The Storm Riders emerges as some epic of the genre. The plot is based on a Hong Kong comic-book Fung Wan (1989– ), which was published in twelve volumes in English translation, Jand comes in at a mammoth 127 minutes (which may not be an extravagant length for a film but is marathon length when one considers the pace at which Hong Kong fantasy/action moves). With the scant attention usually paid to plot by these films, the sweeping canvas that The Storm Riders draws itself across immediately raises the level of expectation. Even condensed from the original multi-story epic, The Storm Riders contains enough plot to fuel another entire trilogy of Star Wars films for George Lucas. In all regards, The Storm Riders tries to be epic – it has a budget far greater than most Wu Xia films, allowing the construction of huge-scale indoor and outdoor sets and entire villages and cities.

(l to r) Brothers Striding Cloud (Aaron Kwok) and Whispering Wind (Ekin Cheng) in The Storm Riders (1998)
(l to r) Brothers Striding Cloud (Aaron Kwok) and Whispering Wind (Ekin Cheng)

The Storm Riders also marks a point where Hong Kong cinema appeared to discover digital effects. Unlike many Western digital effects films where the effects are the end in themselves, here they are merely the tool for the furtherance of the otherwise dramatically intense action (notably an excellent battle with a fire dragon or a sequence where the camera conducts breathtaking sweeps around sword combatants on the head of a giant Buddha statue).
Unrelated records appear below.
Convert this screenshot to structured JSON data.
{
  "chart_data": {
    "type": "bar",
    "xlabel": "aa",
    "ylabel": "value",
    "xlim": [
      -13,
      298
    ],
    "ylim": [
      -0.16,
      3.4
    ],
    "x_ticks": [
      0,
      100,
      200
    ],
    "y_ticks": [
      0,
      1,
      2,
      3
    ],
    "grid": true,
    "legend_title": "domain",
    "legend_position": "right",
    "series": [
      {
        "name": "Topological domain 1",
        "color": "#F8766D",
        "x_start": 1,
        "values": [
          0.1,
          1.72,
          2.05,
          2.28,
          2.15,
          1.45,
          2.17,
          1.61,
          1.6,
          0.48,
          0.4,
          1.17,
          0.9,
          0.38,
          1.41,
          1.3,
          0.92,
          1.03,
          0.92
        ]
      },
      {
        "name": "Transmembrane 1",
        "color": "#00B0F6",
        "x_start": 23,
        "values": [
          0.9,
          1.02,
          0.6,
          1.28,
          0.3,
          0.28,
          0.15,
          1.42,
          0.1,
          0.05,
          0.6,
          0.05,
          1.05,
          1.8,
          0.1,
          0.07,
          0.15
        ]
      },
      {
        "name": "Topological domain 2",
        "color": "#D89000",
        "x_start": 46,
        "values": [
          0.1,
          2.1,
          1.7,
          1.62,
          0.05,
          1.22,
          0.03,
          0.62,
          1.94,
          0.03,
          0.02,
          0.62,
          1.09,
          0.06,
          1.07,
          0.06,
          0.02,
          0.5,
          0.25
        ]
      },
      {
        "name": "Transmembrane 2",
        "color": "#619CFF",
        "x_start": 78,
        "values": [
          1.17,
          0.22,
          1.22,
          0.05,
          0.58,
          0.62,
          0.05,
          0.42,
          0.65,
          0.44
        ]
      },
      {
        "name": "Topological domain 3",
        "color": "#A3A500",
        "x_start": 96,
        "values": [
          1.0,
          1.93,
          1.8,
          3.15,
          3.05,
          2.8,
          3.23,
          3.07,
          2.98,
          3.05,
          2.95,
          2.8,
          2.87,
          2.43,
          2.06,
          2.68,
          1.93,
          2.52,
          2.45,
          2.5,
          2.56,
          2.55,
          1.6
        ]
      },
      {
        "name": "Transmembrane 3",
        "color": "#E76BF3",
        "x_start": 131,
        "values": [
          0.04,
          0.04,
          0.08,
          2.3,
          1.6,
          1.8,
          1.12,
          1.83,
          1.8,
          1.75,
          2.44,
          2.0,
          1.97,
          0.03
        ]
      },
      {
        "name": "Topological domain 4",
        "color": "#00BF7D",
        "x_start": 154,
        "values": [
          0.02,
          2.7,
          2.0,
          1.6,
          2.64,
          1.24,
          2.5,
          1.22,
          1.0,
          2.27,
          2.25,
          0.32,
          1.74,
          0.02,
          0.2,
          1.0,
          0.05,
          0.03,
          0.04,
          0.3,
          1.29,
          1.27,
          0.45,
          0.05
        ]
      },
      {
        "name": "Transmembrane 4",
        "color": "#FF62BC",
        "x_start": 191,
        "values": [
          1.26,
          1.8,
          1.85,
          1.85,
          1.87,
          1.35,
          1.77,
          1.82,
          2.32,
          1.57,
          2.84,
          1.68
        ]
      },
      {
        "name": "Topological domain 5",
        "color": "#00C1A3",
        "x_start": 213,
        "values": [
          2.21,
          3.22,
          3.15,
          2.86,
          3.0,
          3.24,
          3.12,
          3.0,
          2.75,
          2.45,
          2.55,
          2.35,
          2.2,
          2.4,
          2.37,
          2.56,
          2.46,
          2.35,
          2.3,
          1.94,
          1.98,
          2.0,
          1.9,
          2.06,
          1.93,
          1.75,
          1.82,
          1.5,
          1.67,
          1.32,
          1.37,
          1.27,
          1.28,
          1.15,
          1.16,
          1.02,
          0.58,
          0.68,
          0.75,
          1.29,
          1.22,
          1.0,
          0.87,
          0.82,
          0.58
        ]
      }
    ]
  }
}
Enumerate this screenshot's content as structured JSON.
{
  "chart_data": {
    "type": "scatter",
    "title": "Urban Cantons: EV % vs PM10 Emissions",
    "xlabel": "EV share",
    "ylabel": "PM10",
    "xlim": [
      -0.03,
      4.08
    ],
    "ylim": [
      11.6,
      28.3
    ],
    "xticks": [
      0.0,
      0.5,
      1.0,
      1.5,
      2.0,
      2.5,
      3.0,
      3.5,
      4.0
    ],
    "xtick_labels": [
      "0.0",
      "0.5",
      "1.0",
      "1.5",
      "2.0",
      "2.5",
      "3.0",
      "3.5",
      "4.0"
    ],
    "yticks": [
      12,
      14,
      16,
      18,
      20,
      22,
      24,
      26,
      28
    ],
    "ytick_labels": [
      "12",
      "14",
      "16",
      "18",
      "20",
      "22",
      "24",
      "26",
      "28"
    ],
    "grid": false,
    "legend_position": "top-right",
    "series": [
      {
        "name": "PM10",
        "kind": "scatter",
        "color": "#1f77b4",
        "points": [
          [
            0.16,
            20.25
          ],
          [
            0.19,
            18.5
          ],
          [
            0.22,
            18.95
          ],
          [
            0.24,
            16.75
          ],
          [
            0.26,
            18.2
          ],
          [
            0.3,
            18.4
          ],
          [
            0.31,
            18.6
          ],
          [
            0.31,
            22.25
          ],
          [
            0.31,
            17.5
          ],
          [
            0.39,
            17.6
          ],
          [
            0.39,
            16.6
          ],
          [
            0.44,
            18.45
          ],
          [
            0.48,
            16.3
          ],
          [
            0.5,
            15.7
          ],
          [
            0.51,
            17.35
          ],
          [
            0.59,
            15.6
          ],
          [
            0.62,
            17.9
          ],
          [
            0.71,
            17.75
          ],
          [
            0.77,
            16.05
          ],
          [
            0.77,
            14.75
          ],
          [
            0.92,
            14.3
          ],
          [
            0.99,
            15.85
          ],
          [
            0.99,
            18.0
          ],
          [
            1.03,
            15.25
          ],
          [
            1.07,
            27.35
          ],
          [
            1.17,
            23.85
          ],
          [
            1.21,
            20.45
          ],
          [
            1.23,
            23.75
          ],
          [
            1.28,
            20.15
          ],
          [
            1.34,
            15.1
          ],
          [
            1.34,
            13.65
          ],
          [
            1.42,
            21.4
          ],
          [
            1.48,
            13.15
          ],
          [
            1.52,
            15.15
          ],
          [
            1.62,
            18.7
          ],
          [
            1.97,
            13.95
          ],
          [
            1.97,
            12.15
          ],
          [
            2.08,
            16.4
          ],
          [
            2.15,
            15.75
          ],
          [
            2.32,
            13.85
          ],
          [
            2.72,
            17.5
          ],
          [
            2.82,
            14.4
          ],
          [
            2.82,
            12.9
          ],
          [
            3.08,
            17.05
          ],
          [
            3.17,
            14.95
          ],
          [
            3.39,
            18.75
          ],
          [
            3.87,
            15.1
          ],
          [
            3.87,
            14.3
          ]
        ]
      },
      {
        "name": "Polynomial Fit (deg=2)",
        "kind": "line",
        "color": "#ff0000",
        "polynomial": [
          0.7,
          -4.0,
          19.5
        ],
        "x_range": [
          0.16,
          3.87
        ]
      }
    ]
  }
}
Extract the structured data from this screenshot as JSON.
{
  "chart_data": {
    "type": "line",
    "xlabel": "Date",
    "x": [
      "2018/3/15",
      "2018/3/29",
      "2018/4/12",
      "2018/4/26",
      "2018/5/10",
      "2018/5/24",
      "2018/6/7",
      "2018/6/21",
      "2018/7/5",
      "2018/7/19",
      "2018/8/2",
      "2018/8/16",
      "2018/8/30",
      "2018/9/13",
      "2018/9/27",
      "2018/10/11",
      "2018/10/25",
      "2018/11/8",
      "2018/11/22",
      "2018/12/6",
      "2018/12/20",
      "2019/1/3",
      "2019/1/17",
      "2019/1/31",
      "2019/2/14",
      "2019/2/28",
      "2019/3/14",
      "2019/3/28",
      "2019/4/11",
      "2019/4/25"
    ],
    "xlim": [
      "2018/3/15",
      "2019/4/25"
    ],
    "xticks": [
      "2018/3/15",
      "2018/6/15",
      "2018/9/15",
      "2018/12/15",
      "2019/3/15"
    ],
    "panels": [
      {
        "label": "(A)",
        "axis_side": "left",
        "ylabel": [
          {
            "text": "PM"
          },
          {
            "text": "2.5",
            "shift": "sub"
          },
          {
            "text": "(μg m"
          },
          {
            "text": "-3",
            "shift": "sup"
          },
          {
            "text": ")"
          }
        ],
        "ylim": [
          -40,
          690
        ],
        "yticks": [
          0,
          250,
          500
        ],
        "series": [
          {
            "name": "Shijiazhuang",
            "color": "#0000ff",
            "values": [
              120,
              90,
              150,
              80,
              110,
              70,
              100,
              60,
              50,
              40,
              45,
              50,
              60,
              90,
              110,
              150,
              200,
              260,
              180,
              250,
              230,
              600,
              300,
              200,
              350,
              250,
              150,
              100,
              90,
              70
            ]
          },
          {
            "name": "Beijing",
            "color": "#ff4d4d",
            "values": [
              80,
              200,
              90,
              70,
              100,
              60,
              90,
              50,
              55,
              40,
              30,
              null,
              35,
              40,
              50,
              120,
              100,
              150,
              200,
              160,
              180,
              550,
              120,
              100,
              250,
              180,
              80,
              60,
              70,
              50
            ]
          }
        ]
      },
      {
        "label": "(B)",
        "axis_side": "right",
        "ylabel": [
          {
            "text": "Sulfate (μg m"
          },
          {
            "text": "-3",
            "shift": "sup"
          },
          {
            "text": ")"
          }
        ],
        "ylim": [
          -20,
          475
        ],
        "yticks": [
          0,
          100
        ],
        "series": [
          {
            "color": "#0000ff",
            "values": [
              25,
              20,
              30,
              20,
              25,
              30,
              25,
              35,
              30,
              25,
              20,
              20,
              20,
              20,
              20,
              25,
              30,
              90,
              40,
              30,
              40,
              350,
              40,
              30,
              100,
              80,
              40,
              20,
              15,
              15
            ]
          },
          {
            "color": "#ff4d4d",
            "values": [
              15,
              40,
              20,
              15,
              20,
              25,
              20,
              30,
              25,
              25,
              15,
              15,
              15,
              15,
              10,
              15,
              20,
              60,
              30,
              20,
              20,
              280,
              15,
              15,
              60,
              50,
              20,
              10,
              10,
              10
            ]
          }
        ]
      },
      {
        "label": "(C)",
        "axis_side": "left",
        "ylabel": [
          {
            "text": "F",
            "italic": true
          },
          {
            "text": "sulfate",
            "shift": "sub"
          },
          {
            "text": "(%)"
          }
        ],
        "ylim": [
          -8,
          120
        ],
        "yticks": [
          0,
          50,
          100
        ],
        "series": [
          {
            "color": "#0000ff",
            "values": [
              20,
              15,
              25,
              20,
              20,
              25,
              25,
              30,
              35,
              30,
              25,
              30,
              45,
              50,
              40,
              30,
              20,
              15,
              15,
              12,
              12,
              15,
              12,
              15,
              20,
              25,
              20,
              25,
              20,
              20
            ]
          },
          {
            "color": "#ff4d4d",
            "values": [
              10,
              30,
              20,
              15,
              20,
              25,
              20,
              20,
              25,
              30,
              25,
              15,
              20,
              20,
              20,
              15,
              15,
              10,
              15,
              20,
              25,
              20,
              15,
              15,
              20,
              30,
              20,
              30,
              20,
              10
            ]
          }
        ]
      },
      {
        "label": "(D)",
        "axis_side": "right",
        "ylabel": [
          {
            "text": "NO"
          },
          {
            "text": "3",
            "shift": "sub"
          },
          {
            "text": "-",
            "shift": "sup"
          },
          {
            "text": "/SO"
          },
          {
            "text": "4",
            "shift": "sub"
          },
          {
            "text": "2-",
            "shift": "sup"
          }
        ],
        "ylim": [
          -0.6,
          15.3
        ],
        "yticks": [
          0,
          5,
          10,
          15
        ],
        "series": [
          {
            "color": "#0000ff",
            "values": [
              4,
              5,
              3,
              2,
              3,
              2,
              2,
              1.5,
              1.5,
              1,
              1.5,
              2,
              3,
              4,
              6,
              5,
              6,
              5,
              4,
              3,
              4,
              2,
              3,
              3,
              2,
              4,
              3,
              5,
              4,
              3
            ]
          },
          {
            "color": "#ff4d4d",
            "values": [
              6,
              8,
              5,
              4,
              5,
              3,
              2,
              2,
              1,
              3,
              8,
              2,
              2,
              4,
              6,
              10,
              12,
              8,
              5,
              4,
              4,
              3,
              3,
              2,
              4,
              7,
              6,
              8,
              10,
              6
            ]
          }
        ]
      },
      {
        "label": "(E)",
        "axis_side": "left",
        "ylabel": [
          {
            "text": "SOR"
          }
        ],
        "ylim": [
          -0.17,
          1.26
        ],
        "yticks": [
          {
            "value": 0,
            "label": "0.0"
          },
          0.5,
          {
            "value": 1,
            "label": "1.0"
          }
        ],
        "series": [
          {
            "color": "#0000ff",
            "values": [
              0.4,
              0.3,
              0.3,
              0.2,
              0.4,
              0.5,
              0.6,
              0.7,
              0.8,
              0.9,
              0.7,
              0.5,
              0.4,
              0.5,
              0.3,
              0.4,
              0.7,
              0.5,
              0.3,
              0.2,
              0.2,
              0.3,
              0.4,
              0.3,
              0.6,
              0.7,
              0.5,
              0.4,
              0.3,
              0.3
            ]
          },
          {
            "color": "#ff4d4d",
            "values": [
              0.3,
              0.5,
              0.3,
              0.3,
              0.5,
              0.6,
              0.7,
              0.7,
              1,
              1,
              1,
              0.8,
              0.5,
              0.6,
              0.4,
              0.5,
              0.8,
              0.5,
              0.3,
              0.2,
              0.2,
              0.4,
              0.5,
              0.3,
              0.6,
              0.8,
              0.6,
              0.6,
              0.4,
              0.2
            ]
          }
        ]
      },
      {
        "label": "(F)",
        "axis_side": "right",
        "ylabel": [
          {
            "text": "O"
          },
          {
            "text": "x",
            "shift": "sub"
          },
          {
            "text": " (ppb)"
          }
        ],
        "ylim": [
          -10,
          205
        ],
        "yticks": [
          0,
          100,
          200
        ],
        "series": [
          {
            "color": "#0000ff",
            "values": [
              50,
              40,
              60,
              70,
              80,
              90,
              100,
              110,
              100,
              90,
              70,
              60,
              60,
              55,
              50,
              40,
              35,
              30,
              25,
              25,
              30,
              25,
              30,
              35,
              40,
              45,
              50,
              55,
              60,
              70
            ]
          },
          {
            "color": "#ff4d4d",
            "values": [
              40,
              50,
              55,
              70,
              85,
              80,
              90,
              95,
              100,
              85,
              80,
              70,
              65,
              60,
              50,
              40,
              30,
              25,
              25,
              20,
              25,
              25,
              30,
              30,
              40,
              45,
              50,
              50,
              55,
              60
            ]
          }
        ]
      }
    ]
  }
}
There is all the usual enthralling fantastique stuntwork and fight sequences – power blasts, flying sword combat, swordfights with bamboo stalks, a climactic fight with one warrior dancing across the heads of a roomful of people frozen in position and characters sweeping aside hundreds of arrows fired at them with one hand.

The Storm Riders also imports classical Japanese actor Sonny Chiba who gives a grandly theatrical performance as the lead villain. As Wind, Ekin Chang seems far too baby-faced and bland to be the superhero the film requires but Aaron Kwok, with blue-dyed black hair, plays to all the wonderfully pouty, brooding postures of the adolescent manga hero, which director Andrew Lau is more than happy to accommodate, posing him atop rooftops outlined against coloured storm clouds and the like.

Storm Warriors (2009) was a sequel made by the Pang Brothers, featuring return performances from Aaron Kwok and Ekin Cheng. The same comic-book had earlier been adapted to the screen as the tv series The Storm Riders (1988-90).

Andrew Lau’s other genre films include Ultimate Vampire (1991), the reincarnation romance Ghost Lantern (1993), the Wu Xia A Man Called Hero (1999) and The Duel (2000), the superhero film The Avenging Fist/Legend of Tekken (2001), the alien invasion film The Wesley’s Mysterious File (2002), the supernatural comedy Women from Mars (2002), the horror film The Park (2003), the martial arts superhero film Legend of the Fist (2010) and the Wu Xia The Guillotines (2012) and Kung Fu Monster (2018). Lau’s greatest success however was the crime thriller Infernal Affairs (2002) and sequels.